Where I shoot now, I only have about 12 feet by 15 feet.

To say it is cramped, is an understatement. I'm basically limited to shooting headshots, waist up shots, or maybe somebody scrunched up in a chair.

However, even with those limitations, you can still get some decent shots in cramped quarters.

Tips: Try to have the model as far away as possible from any backdrop. Even a couple of feet more of seperation can make a difference.

Try to avoid spill from your main light onto the backdrop to avoid harsh shadows.

You can take some really nice shots with nothing more than a single big softbox and a hairlight.

Whether you are in a big studio or small, you still have to control the light.

Even with the severe limitations I shoot under, I still get respectable shots.

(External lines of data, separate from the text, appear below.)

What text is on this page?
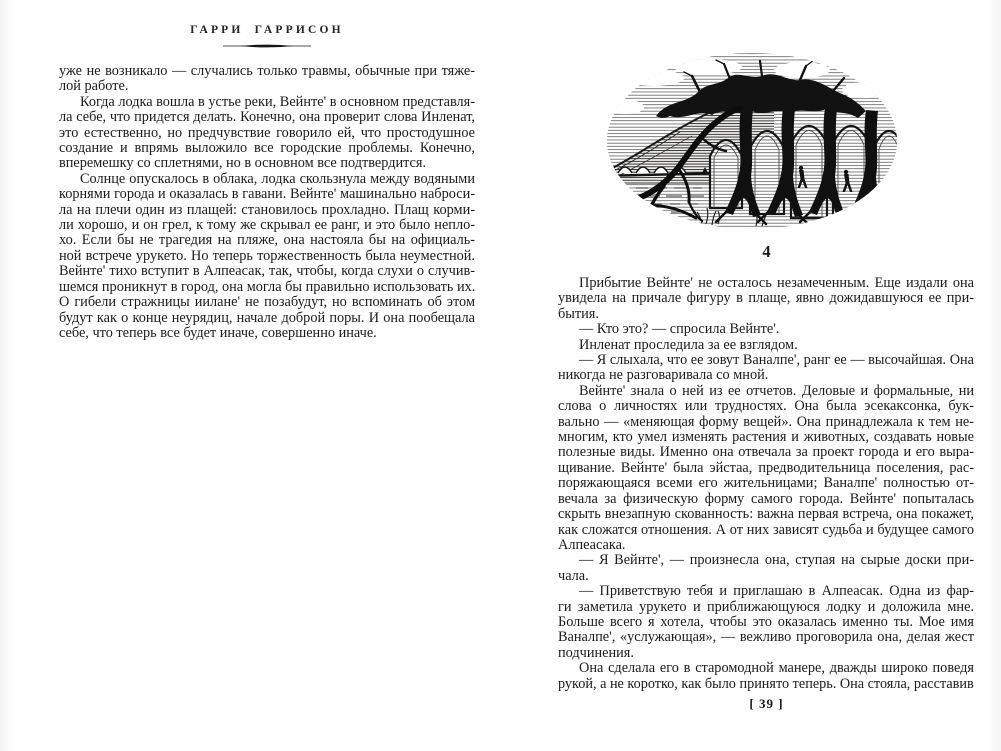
ГАРРИ ГАРРИСОН
уже не возникало — случались только травмы, обычные при тяже-
лой работе.
Когда лодка вошла в устье реки, Вейнте' в основном представля-
ла себе, что придется делать. Конечно, она проверит слова Инленат,
это естественно, но предчувствие говорило ей, что простодушное
создание и впрямь выложило все городские проблемы. Конечно,
вперемешку со сплетнями, но в основном все подтвердится.
Солнце опускалось в облака, лодка скользнула между водяными
корнями города и оказалась в гавани. Вейнте' машинально наброси-
ла на плечи один из плащей: становилось прохладно. Плащ корми-
ли хорошо, и он грел, к тому же скрывал ее ранг, и это было непло-
хо. Если бы не трагедия на пляже, она настояла бы на официаль-
ной встрече урукето. Но теперь торжественность была неуместной.
Вейнте' тихо вступит в Алпеасак, так, чтобы, когда слухи о случив-
шемся проникнут в город, она могла бы правильно использовать их.
О гибели стражницы иилане' не позабудут, но вспоминать об этом
будут как о конце неурядиц, начале доброй поры. И она пообещала
себе, что теперь все будет иначе, совершенно иначе.
4
Прибытие Вейнте' не осталось незамеченным. Еще издали она
увидела на причале фигуру в плаще, явно дожидавшуюся ее при-
бытия.
— Кто это? — спросила Вейнте'.
Инленат проследила за ее взглядом.
— Я слыхала, что ее зовут Ваналпе', ранг ее — высочайшая. Она
никогда не разговаривала со мной.
Вейнте' знала о ней из ее отчетов. Деловые и формальные, ни
слова о личностях или трудностях. Она была эсекаксонка, бук-
вально — «меняющая форму вещей». Она принадлежала к тем не-
многим, кто умел изменять растения и животных, создавать новые
полезные виды. Именно она отвечала за проект города и его выра-
щивание. Вейнте' была эйстаа, предводительница поселения, рас-
поряжающаяся всеми его жительницами; Ваналпе' полностью от-
вечала за физическую форму самого города. Вейнте' попыталась
скрыть внезапную скованность: важна первая встреча, она покажет,
как сложатся отношения. А от них зависят судьба и будущее самого
Алпеасака.
— Я Вейнте', — произнесла она, ступая на сырые доски при-
чала.
— Приветствую тебя и приглашаю в Алпеасак. Одна из фар-
ги заметила урукето и приближающуюся лодку и доложила мне.
Больше всего я хотела, чтобы это оказалась именно ты. Мое имя
Ваналпе', «услужающая», — вежливо проговорила она, делая жест
подчинения.
Она сделала его в старомодной манере, дважды широко поведя
рукой, а не коротко, как было принято теперь. Она стояла, расставив
[ 39 ]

I do miss my big shooting room though......

Bigger is always better, but don't let a limitation in space be an excuse for shooting poor shots.

I've seen some shots a friend of mine takes on his front porch. He uses the porch to block harsh daytime light, sets a light up facing out towards the street, and uses a longer lens and stands in his doorway.

Because the background (trees) are all the way across the street, and with the constrained cropping, you would think he shot them in a park or something.

I've seen some cool shots on here I think J.T. posted and he actually shot a girl sitting inside the front seat of a car with the window open.

They are close ups and you wouldn't beleive that they were shot anywhere else but a studio.

Learning to use the space and area you have available will come in handy if and when you graduate to a larger place.